I would have assumed this was a parody, but found too many online references to it, including respectable sources like The Christian Science Monitor, to be able to doubt it, much as I’d have liked to. Here in our friend Ben’s and my adopted home state of scenic PA, deep-fried mac’n’cheese cubes have apparently taken the diner world by storm. And then there’s the notorious Kentucky Fried Chicken sandwich that uses two deep-fried chicken breasts instead of a bun. If none of this is gross enough for you, I suggest that you look at a bucket of cheese-laden French fries sometime and try to guess how much grease and how many calories you’d be consuming if you ate the whole thing.

A preference for salt, sugar, and fat is in our genes: It kept our ancestors alive back in the hunter-gatherer day when amassing and retaining calories was the goal of all food consumption. And unfortunately, massive lifestyle changes over a few thousand years haven’t been enough to change our basic instincts. It’s why we’re still fond of alternating chips, popcorn or fries with, say, M&Ms, brownies or ice cream, instead of eating one or the other. It’s one reason we’re all in trouble in the couch-potato era.

And it’s why Paula Deen’s show and recipes draw such large audiences day after day and week after week, even though you know you’d drop dead if that was the way you actually ate: According to your body’s genetic wisdom, comfort food is good food. The sweeter, saltier, and greasier, the better.

Healthy food, macrobiotics, Nouvelle Cuisine, those horrid little pileups of God-knows-what stacked in tiny portions in the middle of a plate drizzled with God-knows-what, devoid of fat, salt, sugar, or anything good: This is bad food, your body tells you. How can you possibly survive on that? It knows you need the “good” stuff to survive, no matter how often your doctor and your waistline are telling you differently. Let the trendsetters eat sushi: You’re going for the barbecue, the chimichangas, the chicken-fried steak, the stuffed pizza with extra cheese, and you’d like a big basket of onion rings and/or fries with that.

Me, I’m not about to judge. I pity Rachael and Paula.
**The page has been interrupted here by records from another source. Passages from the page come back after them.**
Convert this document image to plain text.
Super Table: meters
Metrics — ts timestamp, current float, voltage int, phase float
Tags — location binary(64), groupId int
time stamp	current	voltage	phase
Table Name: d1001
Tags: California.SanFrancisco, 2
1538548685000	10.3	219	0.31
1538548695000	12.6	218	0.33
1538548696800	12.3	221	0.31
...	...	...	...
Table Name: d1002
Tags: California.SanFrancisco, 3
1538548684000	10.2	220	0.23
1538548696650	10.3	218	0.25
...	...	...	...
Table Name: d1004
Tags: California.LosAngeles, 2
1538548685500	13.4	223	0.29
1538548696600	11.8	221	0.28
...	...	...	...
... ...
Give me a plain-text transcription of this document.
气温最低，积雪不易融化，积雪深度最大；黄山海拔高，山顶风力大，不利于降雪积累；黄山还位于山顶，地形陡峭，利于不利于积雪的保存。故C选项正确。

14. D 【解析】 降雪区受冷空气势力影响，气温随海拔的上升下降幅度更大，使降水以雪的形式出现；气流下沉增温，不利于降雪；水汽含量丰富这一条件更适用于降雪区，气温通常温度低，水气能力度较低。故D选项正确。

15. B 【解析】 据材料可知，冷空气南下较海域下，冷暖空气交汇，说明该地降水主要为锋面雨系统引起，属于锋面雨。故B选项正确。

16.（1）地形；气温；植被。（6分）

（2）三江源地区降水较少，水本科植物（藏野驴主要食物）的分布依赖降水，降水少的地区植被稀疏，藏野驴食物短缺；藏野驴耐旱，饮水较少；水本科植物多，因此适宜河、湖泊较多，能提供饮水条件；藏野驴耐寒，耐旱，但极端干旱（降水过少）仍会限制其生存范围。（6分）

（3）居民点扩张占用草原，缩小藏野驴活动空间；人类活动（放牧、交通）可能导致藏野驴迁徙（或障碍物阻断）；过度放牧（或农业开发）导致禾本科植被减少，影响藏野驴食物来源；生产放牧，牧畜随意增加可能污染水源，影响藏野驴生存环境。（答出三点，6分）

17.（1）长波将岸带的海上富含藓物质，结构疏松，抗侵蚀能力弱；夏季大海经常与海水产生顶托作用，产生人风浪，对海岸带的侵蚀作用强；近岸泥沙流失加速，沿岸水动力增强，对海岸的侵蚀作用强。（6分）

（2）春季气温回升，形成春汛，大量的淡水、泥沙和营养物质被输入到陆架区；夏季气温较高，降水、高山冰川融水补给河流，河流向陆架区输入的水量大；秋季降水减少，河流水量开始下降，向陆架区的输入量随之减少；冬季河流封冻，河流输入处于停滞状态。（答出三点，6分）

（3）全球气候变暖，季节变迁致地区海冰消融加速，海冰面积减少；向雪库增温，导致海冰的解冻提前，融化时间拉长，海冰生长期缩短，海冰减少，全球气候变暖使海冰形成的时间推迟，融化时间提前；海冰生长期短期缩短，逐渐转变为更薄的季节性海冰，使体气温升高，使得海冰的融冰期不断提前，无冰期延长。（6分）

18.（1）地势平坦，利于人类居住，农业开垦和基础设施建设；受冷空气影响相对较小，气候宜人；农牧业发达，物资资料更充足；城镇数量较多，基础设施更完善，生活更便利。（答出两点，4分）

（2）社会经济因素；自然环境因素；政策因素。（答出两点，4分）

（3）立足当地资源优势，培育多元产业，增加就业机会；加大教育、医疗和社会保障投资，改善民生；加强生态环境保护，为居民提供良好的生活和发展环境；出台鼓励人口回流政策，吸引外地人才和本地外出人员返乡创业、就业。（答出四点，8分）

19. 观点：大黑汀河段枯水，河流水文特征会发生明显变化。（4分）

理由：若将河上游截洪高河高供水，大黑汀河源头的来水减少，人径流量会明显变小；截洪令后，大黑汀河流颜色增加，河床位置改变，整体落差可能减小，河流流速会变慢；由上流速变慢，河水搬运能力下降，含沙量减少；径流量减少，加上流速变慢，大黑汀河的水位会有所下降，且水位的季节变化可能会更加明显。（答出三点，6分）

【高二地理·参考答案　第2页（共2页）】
I love fat, salt, and sugar, even if I deny myself the pleasure of eating them (well, except for salt) most of the time. I hate pretension and pathetic, anorexic food trends, and I hate being a sheep that follows any trend rather than knowing yourself and what makes you happy. Yes, I do enjoy Tony Bourdain’s shows, even though I couldn’t bear to eat what he eats. But hey, it’s entertainment, and Tony’s a great showman. Just like Emeril and Paula Deen.